* Underlying full-year profit falls amid higher costs
* Brand owner trying to keep trademark affordability
* Firm adapting to changing shopping habits, internet
By Anna Ringstrom
STOCKHOLM, Nov 12 (Reuters) - The owner of the IKEA furniture brand reported a drop in annual underlying profit on Monday, hit by higher wood and metal prices.
After decades of rapid growth, the world’s biggest furniture brand is battling to adapt to the rise of online rivals such as Amazon and made.com, while also trying to maintain its hallmark affordability amid rising raw material and other costs.
As part of an overhaul in 2016, design, in-house production and supply chain management transferred to brand owner Inter IKEA from IKEA Group, which owns most of the stores.
Inter IKEA said on Monday its net profit for the 12 months through August was 1.45 billion euros ($1.63 billion), compared with 912 million euros a year earlier, when the firm took 812 million in goodwill writedowns for the acquired businesses.
“If we took that out of the FY17 result, you get to a net result of 1.7 billion. So, we are actually dropping a bit,” Inter IKEA Chief Financial Officer Martin van Dam told Reuters.
Inter IKEA reported a 12 percent rise in net sales to 25.5 billion euros, but said costs - mainly for wood and metals - outpaced wholesale sales, and it had not passed them all on to franchisees.
“We see raw material and materials costs increasing. We see tariff challenges. We see salaries gradually increasing. And by that definition, we get an in-price onto our products that is challenging,” van Dam said in an interview.

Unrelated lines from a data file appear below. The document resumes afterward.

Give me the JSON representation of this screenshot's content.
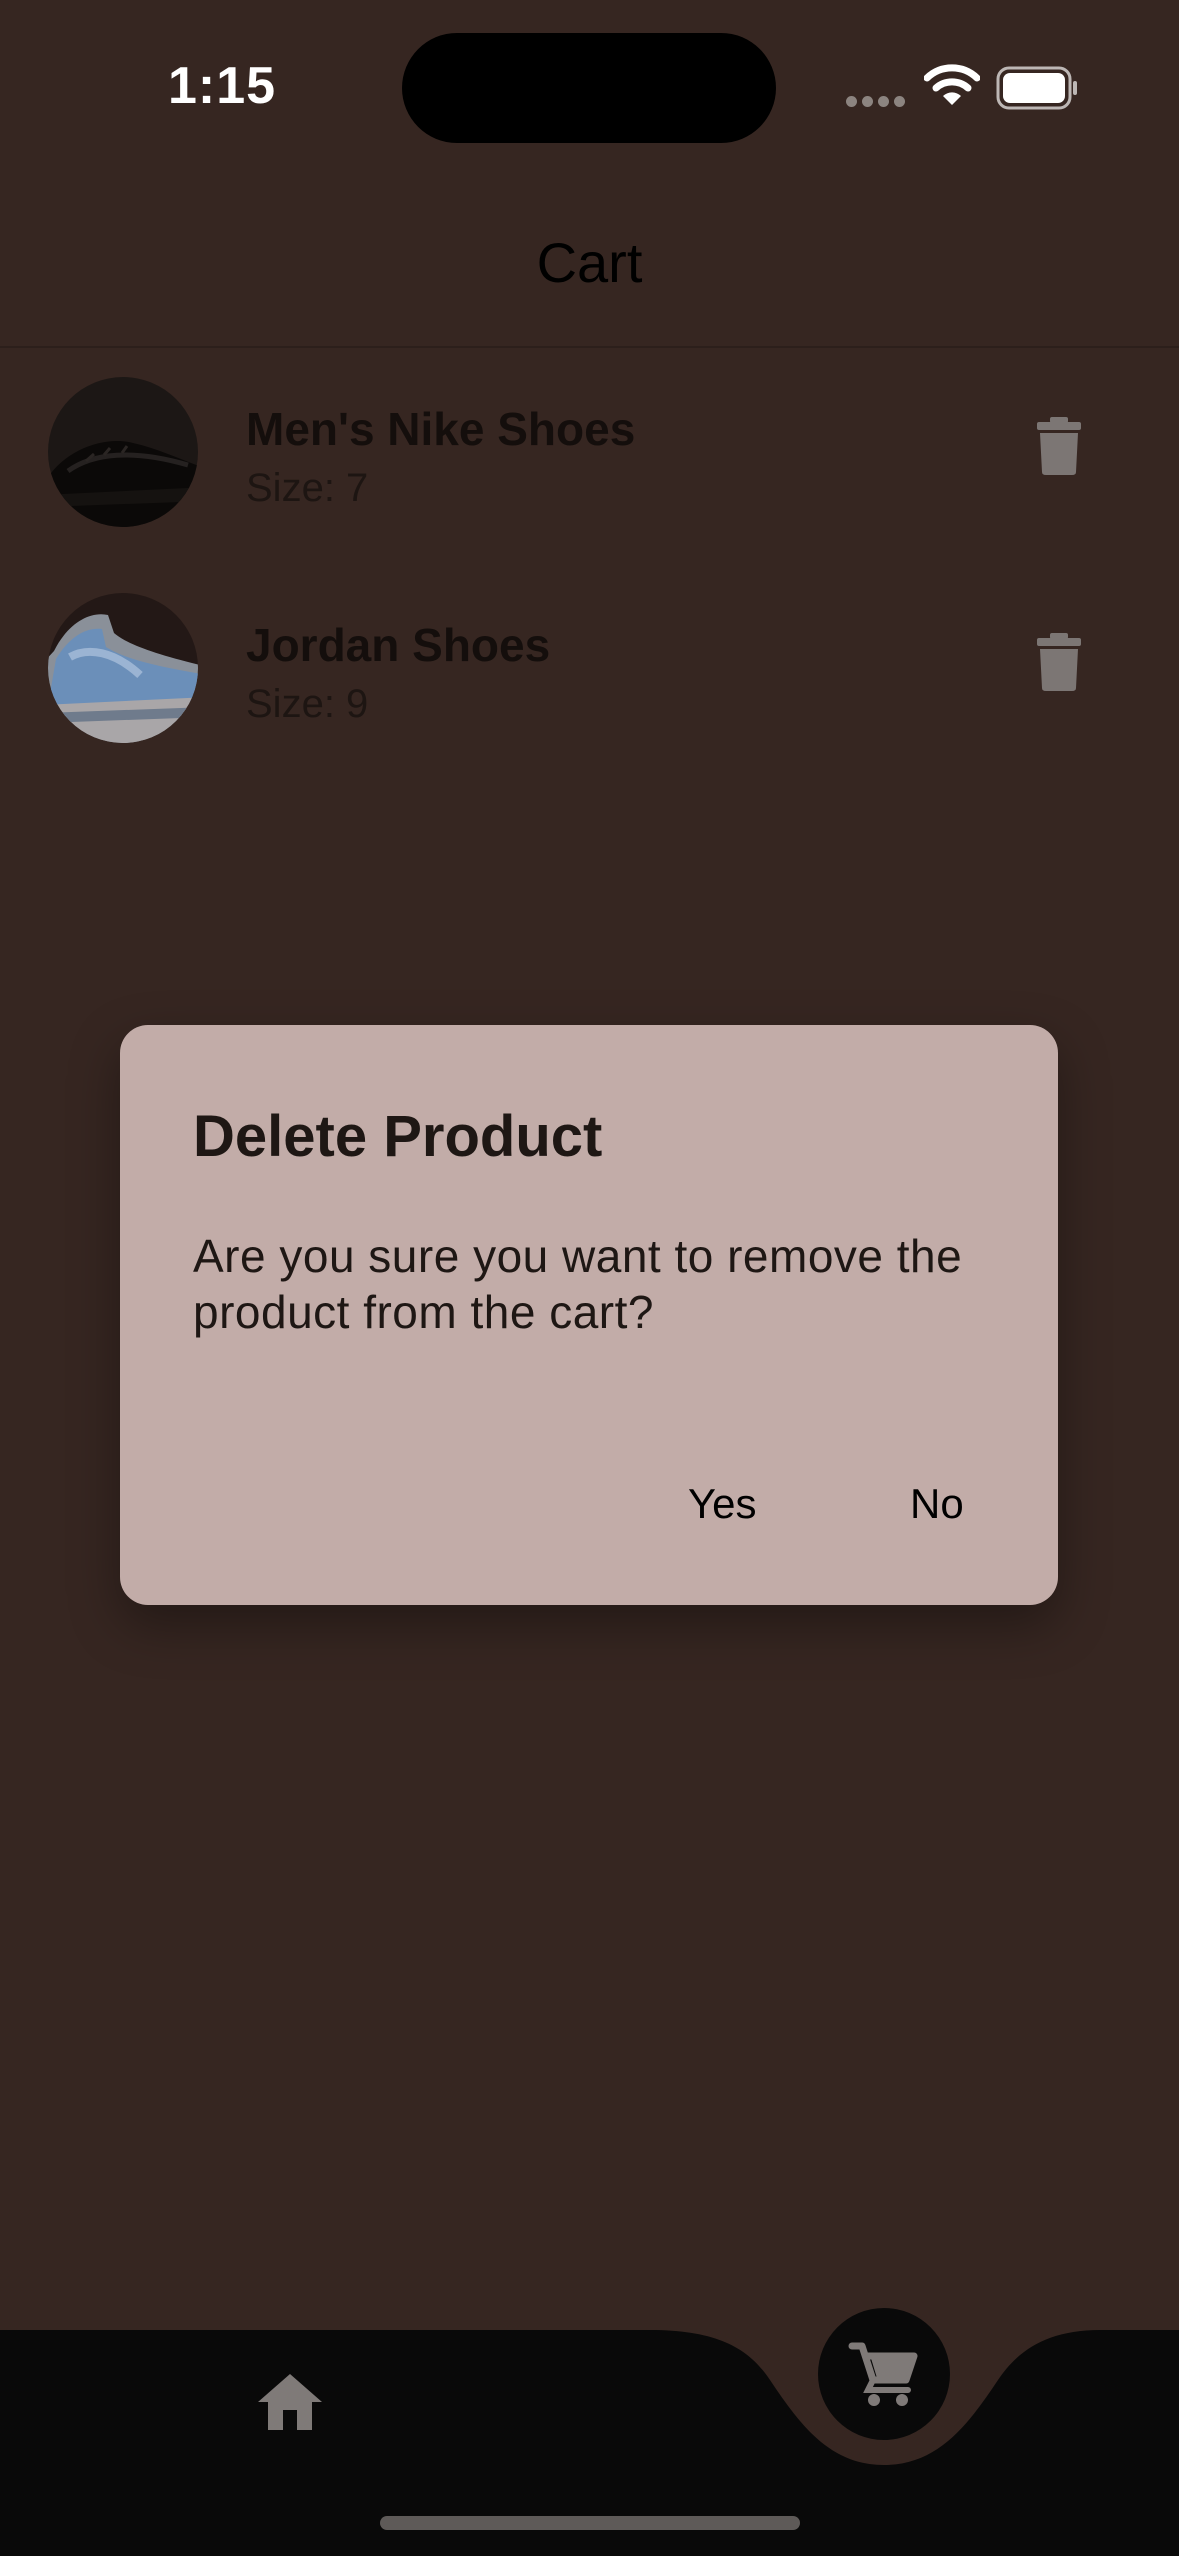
{
  "status_bar": {
    "time": "1:15"
  },
  "header": {
    "title": "Cart"
  },
  "cart": {
    "items": [
      {
        "name": "Men's Nike Shoes",
        "size": "Size: 7"
      },
      {
        "name": "Jordan Shoes",
        "size": "Size: 9"
      }
    ]
  },
  "dialog": {
    "title": "Delete Product",
    "message": "Are you sure you want to remove the product from the cart?",
    "yes_label": "Yes",
    "no_label": "No"
  },
  "bottom_nav": {
    "items": [
      {
        "icon": "home-icon"
      },
      {
        "icon": "shopping-cart-icon",
        "active": true
      }
    ]
  },
  "colors": {
    "background": "#362621",
    "dialog": "#c2aca8",
    "nav_bar": "#090909"
  }
}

“It would be super easy to charge the retailers with that and call it a happy day, but that doesn’t work, because we want to commit ourselves to the totality of IKEA of low pricing. And by that definition we have to give up margin to be successful collectively in a franchise dimension,” he said.
Inter IKEA produces around 10 percent of the range and sources the rest from external suppliers. It raised prices to franchisees by 0.2 percent, but took a 1 percent hit to its gross margin on those sales.
Investments in the supply chain, range development and in new store concepts and services also weighed. IKEA has been opening city-centre showrooms to try to appeal to a growing number of shoppers reluctant to travel to its big out-of-town warehouses, while also offering services such as furniture assembly.
“Also, with online sales growing we are making changes to our supply chain set-up to accommodate for alternative ways to deliver IKEA products to end customers. In this we have to become more efficient still,” van Dam said.
He said IKEA was having to adapt as well to tariffs, such as those imposed by the United States, its second-biggest market, on goods imported from China, where it sources some products.
“We’re not at all in a position where it’s clear,” he said, adding: “We could mix it differently ... We could produce exactly the same in two locations, just ship it to different locations.”
Inter IKEA reported in October that franchisees sold 38.8 billion euros of goods and services in the 12 months through August, up 5 percent in local currencies.
The growth rate was roughly the same as the year before, but van Dam said retail sales were lower than expected.
There were 422 IKEA stores in more than 50 countries at the end of August, owned by 11 franchisees that pay 3 percent of revenues to Inter IKEA.